Anti-AKW-Proteste im Dreiländereck: "Strahlung hält sich nicht an Grenzen"
AKW-Gegner aus Belgien, Deutschland und den Niederlanden wollen gemeinsam auf die Straße gehen. RWE plant Einstieg in holländischen Meiler.
KÖLN taz | Lange haben die Menschen geschwiegen in Belgien und den Niederlanden. Gegen die acht Atomreaktoren der deutschen Nachbarn regte sich kaum Protest. Doch nach dem GAU von Fukushima sprießt der Widerstand. Erstmals nach fast 30 Jahren wollen Aktivisten aus Belgien, den Niederlanden und Deutschland am 17. September gemeinsam auf die Straße gehen. Die Veranstalter rechnen mit mehreren tausend Teilnehmern.
Treffen wollen sie sich beim belgischen Atomkraftwerk Tihange nahe dem Dreiländereck bei Lüttich. Dort betreibt ein französisch-belgisches Konsortium drei Atomreaktoren, von denen der älteste schon seit 1975 am Netz ist. Die AKW-Gegner zweifeln unter anderem an der Erdbebensicherheit der Anlage. Laut einem WDR-Bericht im März dieses Jahres sagte der Chef der belgischen Atomaufsichtsbehörde, Tihange sei ausgelegt für eine Bebenstärke von bis zu 5,9. Kraftwerksbetreiber sprachen demnach hingegen von einem Maximalwert von 6,5.
Nicht nur diffuse Informationen empören die Aktivisten. "Die Standards sind zu niedrig. In der Vergangenheit ist es schon zu solchen starken Beben in der Region gekommen", sagt Jörg Schellenberg vom Aktionsbündnis gegen Atomenergie in Aachen. Stimmt: April 1992 im niederländischen Roermond: bis Stärke 6 auf der Richterskala.
Gefahr verbindet
Einen möglichen GAU in Tihange haben österreichische Wissenschaftler erst vor Kurzem durchgespielt. Sie kalkulierten, wie sich eine radioaktive Wolke unter den Windbedingungen an 88 verschiedenen Tagen im Jahr 1995 verbreitet hätte. In vielen der Szenarien zieht die Wolke direkt über Deutschland. Die Gefahr verbindet: "Radioaktive Strahlung hält sich nicht an Ländergrenzen. Deshalb wollen wir mit den Initiativen auch über die Protestaktion hinaus zusammenarbeiten", sagt Schellenberg.

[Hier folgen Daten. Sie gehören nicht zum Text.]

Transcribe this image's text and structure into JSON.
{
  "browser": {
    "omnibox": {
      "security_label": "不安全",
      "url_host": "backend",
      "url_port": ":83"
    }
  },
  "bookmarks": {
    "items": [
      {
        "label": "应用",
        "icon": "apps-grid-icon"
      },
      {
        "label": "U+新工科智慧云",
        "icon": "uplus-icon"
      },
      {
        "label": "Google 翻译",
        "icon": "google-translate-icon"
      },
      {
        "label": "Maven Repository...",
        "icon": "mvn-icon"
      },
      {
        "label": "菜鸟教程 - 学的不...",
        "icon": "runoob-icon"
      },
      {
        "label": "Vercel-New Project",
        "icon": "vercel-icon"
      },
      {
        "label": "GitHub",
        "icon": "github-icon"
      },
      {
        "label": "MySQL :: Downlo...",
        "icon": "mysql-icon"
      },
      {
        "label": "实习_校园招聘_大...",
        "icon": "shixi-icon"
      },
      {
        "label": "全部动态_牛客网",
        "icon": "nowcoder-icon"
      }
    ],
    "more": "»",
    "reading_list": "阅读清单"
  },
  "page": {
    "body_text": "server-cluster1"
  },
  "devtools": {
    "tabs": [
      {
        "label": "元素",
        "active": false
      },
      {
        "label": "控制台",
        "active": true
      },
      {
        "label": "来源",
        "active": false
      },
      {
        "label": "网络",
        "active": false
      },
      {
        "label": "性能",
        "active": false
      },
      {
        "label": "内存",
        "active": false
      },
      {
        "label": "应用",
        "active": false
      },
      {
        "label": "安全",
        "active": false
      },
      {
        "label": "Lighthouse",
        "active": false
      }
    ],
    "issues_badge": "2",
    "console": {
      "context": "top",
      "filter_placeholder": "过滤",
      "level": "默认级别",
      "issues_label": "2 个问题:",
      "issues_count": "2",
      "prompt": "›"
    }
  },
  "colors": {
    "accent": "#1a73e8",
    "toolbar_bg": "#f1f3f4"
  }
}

Doch gerade Belgien ist bisher nicht für atomkritische Proteste bekannt. "Die innenpolitische Krise dort hat das Thema Atomkraft in den Hintergrund treten lassen", glaubt Schellenberg. Durch Fukushima seien die Menschen sensibler geworden. Insgesamt unterstützen mehr als 30 Organisationen den geplanten Protest. Dass die Sensibilität in der Region zunimmt zeigt auch ein atomkritischer Appell von 36 Bürgermeistern in Luxemburg vergangenen März.
Geeignete Orte für Proteste gib es genug. In den Grenzgebieten der Beneluxländer zählt Schellenberg fünf Reaktorstandorte. Und ein deutscher Energiekonzern könnte mit dafür sorgen, dass es noch mehr werden. RWE plant den Einstieg in das einzige niederländische Atomkraftwerk Borssele im Südwesten des Landes. Auch eine Beteiligung an einem Reaktorneubau ist im Gespräch.